The firm will pay a $3.8 million settlement, and issue refunds to consumers.
“Consumers should be able to understand what they are purchasing and exercise their cancellation rights without hassle,” DeWine said. “We found that many Sirius XM customers had difficulty canceling their contract or were surprised when their contracts renewed automatically. We are pleased that under this settlement Sirius XM will make significant changes to its business practices and provide reimbursement to consumers.”
Consumers won’t automatically get refunds, however. If you feel you were mistreated by the firm, you must register your complaint on this website.
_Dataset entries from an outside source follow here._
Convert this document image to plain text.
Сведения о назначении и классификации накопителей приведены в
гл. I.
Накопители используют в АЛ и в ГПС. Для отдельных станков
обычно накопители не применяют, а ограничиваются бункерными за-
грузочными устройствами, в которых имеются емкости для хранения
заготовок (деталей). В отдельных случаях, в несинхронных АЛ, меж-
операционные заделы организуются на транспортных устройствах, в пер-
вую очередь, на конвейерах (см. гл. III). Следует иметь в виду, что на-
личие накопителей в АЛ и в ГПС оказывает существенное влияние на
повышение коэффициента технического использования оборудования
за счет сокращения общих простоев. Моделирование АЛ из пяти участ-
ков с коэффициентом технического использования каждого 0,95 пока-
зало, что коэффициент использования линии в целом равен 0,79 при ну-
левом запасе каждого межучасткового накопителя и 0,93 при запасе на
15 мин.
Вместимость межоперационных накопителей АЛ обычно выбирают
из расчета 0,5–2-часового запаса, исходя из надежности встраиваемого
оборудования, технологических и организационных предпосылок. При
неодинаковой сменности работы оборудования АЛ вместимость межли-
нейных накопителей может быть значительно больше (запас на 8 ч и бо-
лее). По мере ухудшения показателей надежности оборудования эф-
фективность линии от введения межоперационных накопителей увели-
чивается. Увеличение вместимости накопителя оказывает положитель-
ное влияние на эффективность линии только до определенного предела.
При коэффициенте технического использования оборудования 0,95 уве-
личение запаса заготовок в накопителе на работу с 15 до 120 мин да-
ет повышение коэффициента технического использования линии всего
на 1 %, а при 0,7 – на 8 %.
“To be considered for restitution under this settlement, consumers must file a complaint concerning conduct that occurred from July 28, 2008, to Dec. 4, 2014, involving an identifiable loss that has not been previously resolved with their state attorney general,” DeWine’s statement said.
Sirius XM has also agreed to a number of changes in its business practices, including:
- Clearly and conspicuously disclose all terms and conditions at the point of sale, such as billing frequency, term length, automatic renewal date, and cancellation policy.
- Make no misrepresentations about the available plans in advertisements.
- Provide advance notice via mail or email about upcoming automatic renewals for plans lasting longer than six months.
- Revise the cancellation procedures to make it easier for consumers to cancel.
- Prohibit incentive compensation for customer service representatives based solely on “saves,” or retaining current customers who attempt to cancel.
UPDATE: I reached out to Sirius for a comment on this settlement. Here’s what Patrick Reilly, Senior Vice President, Communications, wrote back:
“We are pleased to have reached agreements that resolve this investigation. The changes to our consumer practices that we agreed to are practices we have already implemented at SiriusXM. Under the terms of the settlements, we have agreed to provide, upon the request of the States, additional information about our consumer practices and to participate in a process designed to address any previously unresolved consumer complaints. In addition, we agreed to make a payment of approximately $4 million to the States that has no material financial effect on the Company.”